COL is pleased to announce “Lily Alice Baker: Risk of Delight” opening November 21st. Baker’s paintings explore the body as a site of emotional excess, awkwardness, and improvisation. Her work began in the charged social spaces of pubs and clubs—settings where bodies perform, spill, and collide—but has since shifted inward, towards more intimate terrain. These new paintings sit with feeling: the kind that lingers, contradicts itself, or defies language. Baker is interested in what it means to be close and still feel far away, to perform identity while not fully believing in it, to desire connection while guarding against it.
Baker’s earlier work focused on the choreography of social ritual—especially within pub culture, where masculinity is allowed to break down under the influence of alcohol, but other bodies remain scrutinised, objectified, or excluded. The pub, in Baker’s world, becomes a stage where stoicism cracks and vulnerability leaks out, but only within culturally sanctioned limits. Her paintings question what it means to be present in a space that was never designed for you, and what forms of performance, protection, or fantasy must be deployed just to belong.
Her practice often begins with a felt sense of dislocation. The figures in her work—sometimes legible, sometimes abstracted—float, teeter, collapse. They act out inner states that are contingent and unresolved: grief, longing, shame, desire. At times they are romantic, ridiculous, dead serious—or all of these sentiments at once. She paints a kind of seriousness that fails, not in critique, but as an honest reflection of what it means to feel deeply in a world that often demands detachment.
Gestural and improvisational, Baker’s painting is deeply informed by the legacy of Abstract Expressionism. She draws from its physicality, while rejecting its mythologies of mastery and heroic individualism. Her approach subverts this legacy through a deliberate embrace of emotional intensity and chromatic excess. As theorist David Batchelor writes in “Chromophobia,” color has long been associated with the feminine, the decorative, the unserious. Baker reclaims these qualities as strengths. In her hands, color becomes a refusal: of detachment, of hierarchy, of shame.
The use of oil paint is integral to her process. Its softness, slippage, and sensuality mirrors the emotional qualities she explores—feelings that don’t resolve cleanly but instead sit in tension, contradiction, or flux. Her figures are intuitive and improvisational, often caught between becoming and falling apart. These are not heroic bodies; they are human ones—honest and trying.

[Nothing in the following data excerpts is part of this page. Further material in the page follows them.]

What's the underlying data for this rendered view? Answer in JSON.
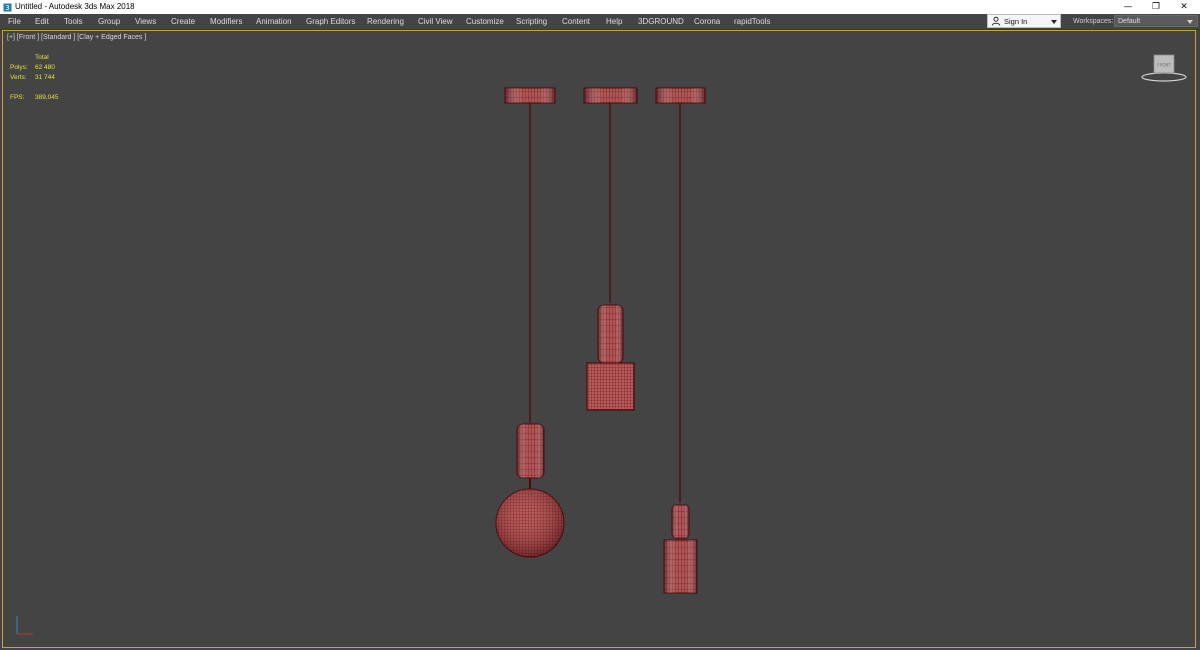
{
  "window": {
    "title": "Untitled - Autodesk 3ds Max 2018",
    "controls": {
      "minimize": "—",
      "restore": "❐",
      "close": "✕"
    }
  },
  "menu": {
    "items": [
      "File",
      "Edit",
      "Tools",
      "Group",
      "Views",
      "Create",
      "Modifiers",
      "Animation",
      "Graph Editors",
      "Rendering",
      "Civil View",
      "Customize",
      "Scripting",
      "Content",
      "Help",
      "3DGROUND",
      "Corona",
      "rapidTools"
    ]
  },
  "account": {
    "signin_label": "Sign In"
  },
  "workspaces": {
    "label": "Workspaces:",
    "value": "Default"
  },
  "viewport": {
    "label": "[+] [Front ] [Standard ] [Clay + Edged Faces ]",
    "stats": {
      "total_label": "Total",
      "polys_label": "Polys:",
      "polys_value": "62 480",
      "verts_label": "Verts:",
      "verts_value": "31 744",
      "fps_label": "FPS:",
      "fps_value": "389,045"
    },
    "viewcube_label": "FRONT"
  },
  "colors": {
    "viewport_bg": "#444444",
    "mesh_fill": "#b85a5a",
    "mesh_wire": "#5a0f12",
    "stats_text": "#e8e23a",
    "active_border": "#c9a43a"
  },
  "icons": [
    "app-icon",
    "user-icon",
    "minimize-icon",
    "restore-icon",
    "close-icon",
    "axis-tripod-icon",
    "viewcube-icon"
  ]
}
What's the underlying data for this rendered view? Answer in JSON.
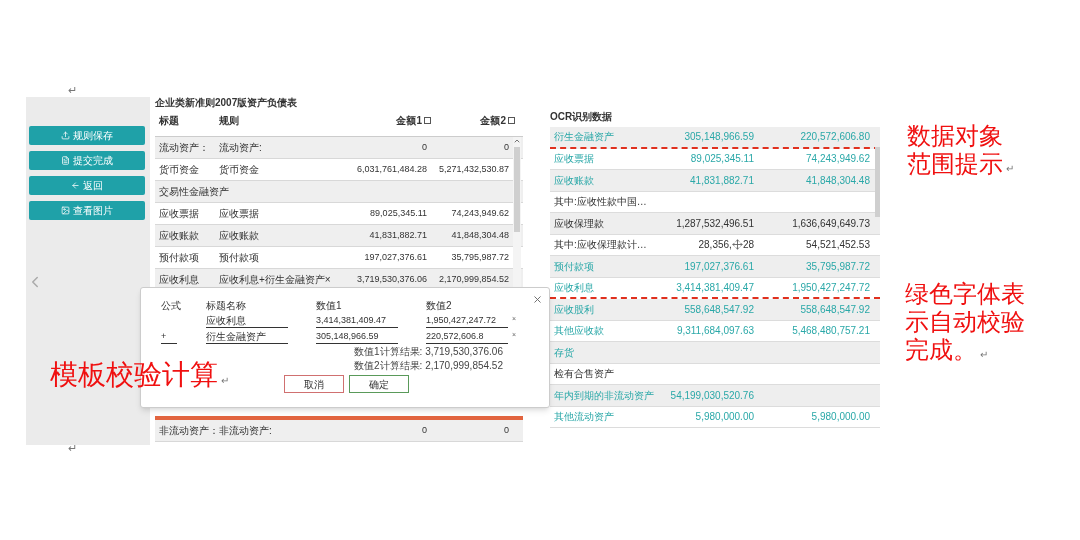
{
  "doc_marks": [
    "↵",
    "↵"
  ],
  "sidebar": {
    "buttons": [
      {
        "kind": "save",
        "label": "规则保存"
      },
      {
        "kind": "submit",
        "label": "提交完成"
      },
      {
        "kind": "back",
        "label": "返回"
      },
      {
        "kind": "image",
        "label": "查看图片"
      }
    ]
  },
  "template_table": {
    "title": "企业类新准则2007版资产负债表",
    "columns": [
      {
        "label": "标题"
      },
      {
        "label": "规则"
      },
      {
        "label": "金额1",
        "checked": false
      },
      {
        "label": "金额2",
        "checked": false
      }
    ],
    "rows": [
      {
        "title": "流动资产：",
        "rule": "流动资产:",
        "amount_1": "0",
        "amount_2": "0"
      },
      {
        "title": "货币资金",
        "rule": "货币资金",
        "amount_1": "6,031,761,484.28",
        "amount_2": "5,271,432,530.87"
      },
      {
        "title": "交易性金融资产",
        "rule": "",
        "amount_1": "",
        "amount_2": ""
      },
      {
        "title": "应收票据",
        "rule": "应收票据",
        "amount_1": "89,025,345.11",
        "amount_2": "74,243,949.62"
      },
      {
        "title": "应收账款",
        "rule": "应收账款",
        "amount_1": "41,831,882.71",
        "amount_2": "41,848,304.48"
      },
      {
        "title": "预付款项",
        "rule": "预付款项",
        "amount_1": "197,027,376.61",
        "amount_2": "35,795,987.72"
      },
      {
        "title": "应收利息",
        "rule": "应收利息+衍生金融资产×",
        "amount_1": "3,719,530,376.06",
        "amount_2": "2,170,999,854.52"
      }
    ],
    "rows_below": [
      {
        "title": "非流动资产：",
        "rule": "非流动资产:",
        "amount_1": "0",
        "amount_2": "0"
      }
    ]
  },
  "formula_dialog": {
    "columns": [
      "公式",
      "标题名称",
      "数值1",
      "数值2"
    ],
    "rows": [
      {
        "operator": "",
        "name": "应收利息",
        "value_1": "3,414,381,409.47",
        "value_2": "1,950,427,247.72",
        "remove": "×"
      },
      {
        "operator": "+",
        "name": "衍生金融资产",
        "value_1": "305,148,966.59",
        "value_2": "220,572,606.8",
        "remove": "×"
      }
    ],
    "results": [
      "数值1计算结果: 3,719,530,376.06",
      "数值2计算结果: 2,170,999,854.52"
    ],
    "cancel": "取消",
    "confirm": "确定"
  },
  "ocr_panel": {
    "title": "OCR识别数据",
    "rows": [
      {
        "name": "衍生金融资产",
        "value_1": "305,148,966.59",
        "value_2": "220,572,606.80",
        "verified": true,
        "range_end": true
      },
      {
        "name": "应收票据",
        "value_1": "89,025,345.11",
        "value_2": "74,243,949.62",
        "verified": true,
        "range_end": false
      },
      {
        "name": "应收账款",
        "value_1": "41,831,882.71",
        "value_2": "41,848,304.48",
        "verified": true,
        "range_end": false
      },
      {
        "name": "其中:应收性款中国…",
        "value_1": "",
        "value_2": "",
        "verified": false,
        "range_end": false
      },
      {
        "name": "应收保理款",
        "value_1": "1,287,532,496.51",
        "value_2": "1,636,649,649.73",
        "verified": false,
        "range_end": false
      },
      {
        "name": "其中:应收保理款计…",
        "value_1": "28,356,",
        "value_1_after": "28",
        "value_2": "54,521,452.53",
        "verified": false,
        "range_end": false
      },
      {
        "name": "预付款项",
        "value_1": "197,027,376.61",
        "value_2": "35,795,987.72",
        "verified": true,
        "range_end": false
      },
      {
        "name": "应收利息",
        "value_1": "3,414,381,409.47",
        "value_2": "1,950,427,247.72",
        "verified": true,
        "range_end": true
      },
      {
        "name": "应收股利",
        "value_1": "558,648,547.92",
        "value_2": "558,648,547.92",
        "verified": true,
        "range_end": false
      },
      {
        "name": "其他应收款",
        "value_1": "9,311,684,097.63",
        "value_2": "5,468,480,757.21",
        "verified": true,
        "range_end": false
      },
      {
        "name": "存货",
        "value_1": "",
        "value_2": "",
        "verified": true,
        "range_end": false
      },
      {
        "name": "检有合售资产",
        "value_1": "",
        "value_2": "",
        "verified": false,
        "range_end": false
      },
      {
        "name": "年内到期的非流动资产",
        "value_1": "54,199,030,520.76",
        "value_2": "",
        "verified": true,
        "range_end": false
      },
      {
        "name": "其他流动资产",
        "value_1": "5,980,000.00",
        "value_2": "5,980,000.00",
        "verified": true,
        "range_end": false
      }
    ]
  },
  "annotations": [
    {
      "kind": "range_hint",
      "text": "数据对象范围提示",
      "mark": "↵"
    },
    {
      "kind": "green_hint",
      "text": "绿色字体表示自动校验完成。",
      "mark": "↵"
    },
    {
      "kind": "calc",
      "text": "模板校验计算",
      "mark": "↵"
    }
  ]
}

Ultimately, these works are about people trying to be close to one another, and not always succeeding. They’re about the body—what it reveals, what it hides, how it performs, and what happens when that performance breaks down. Lily Alice Baker’s practice is about giving form to what we’re often told not to express: vulnerability, failure, sentimentality, tenderness. Her paintings blur the line between the real and the fantastical, between past trauma and imagined futures. They ask what it means to truly be seen—and what it costs to show yourself fully.